Day 94: Gravesend to Whitstable via Isle of Grain and Faversham

by | Feb 1, 2023

Whitstable
Although I had seen them briefly the previous evening, I decided to take a closer look at the two Gravesend piers with lights. These days, the Royal Terrace Pier is owned by the Port of London Authority (PLA), and access is prohibited. But it’s possible to get a decent enough view of the lighthouse tower from the riverfront. The Town Pier is open and accessible, and as well as a ferry service across to Tilbury, it also houses a bar and restaurant.

Gravesend Town Pier

Gravesend Town Pier

The Town Pier is said to be the oldest remaining cast-iron pier in the world. It opened in July 1834, and occupies the same site as the original Town Quay mentioned in the Domesday Book. Before the railways, it was an important passenger terminus, and today it is still the terminal for a passenger ferry crossing the Thames to Tilbury. Between the two pavilions is a cast-iron cylindrical lighthouse, thirty-five feet tall, with a light at the top surmounted by a finial. When it operated it displayed a fixed red light.

Gravesend Royal Terrace

Gravesend Royal Terrace

The Royal Terrace Pier was built in 1844, and earned its royal title when Princess Alexandra of Denmark arrived there in 1863 to marry the Prince of Wales, later King Edward VII. The pier has a tower rising above the single-storey building, forty-nine feet tall, with an open, white-painted lantern from which a fixed red light is displayed.

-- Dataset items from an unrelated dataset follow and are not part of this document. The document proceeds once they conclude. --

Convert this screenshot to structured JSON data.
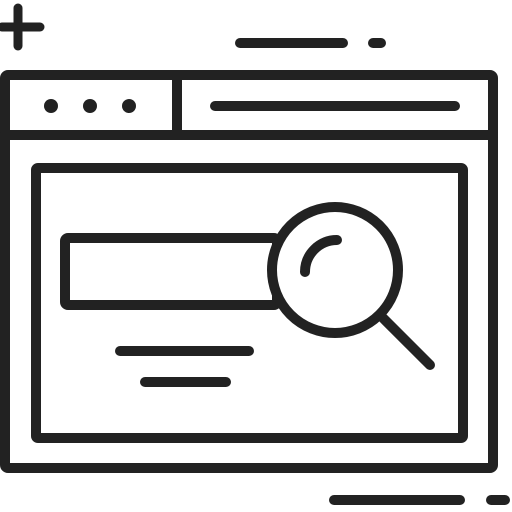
{
  "colors": {
    "ink": "#222222",
    "background": "#ffffff"
  },
  "icons": {
    "illustration": "browser-search-icon",
    "plus": "plus-icon",
    "magnifier": "magnifying-glass-icon"
  },
  "browser": {
    "dot_count": 3,
    "address_bar_icon": "address-bar-line",
    "search_field_icon": "search-field-outline",
    "result_lines": 2
  }
}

Gravesend marks the start of the Saxon Shore Way, an underrated long-distance footpath that follows the ancient course of the Kent and Sussex coastline to Hastings. Once past the riverfront promenade, the path weaves through a series of industrial backstreets, before heading back to the river and the ruins of Shornemead Fort.

Shornemead Old

Shornemead Old

At Denton Wharf, in the industrial outskirts of the town, I found the former light that once stood close to the riverbank at Shorne Marshes. It was replaced with a modern cylindrical tower in 2003, and since then this 1913 metal tower and lantern have lain abandoned, unloved and rusting in one corner of an industrial yard, behind tall security fencing. It deserves a better fate than this.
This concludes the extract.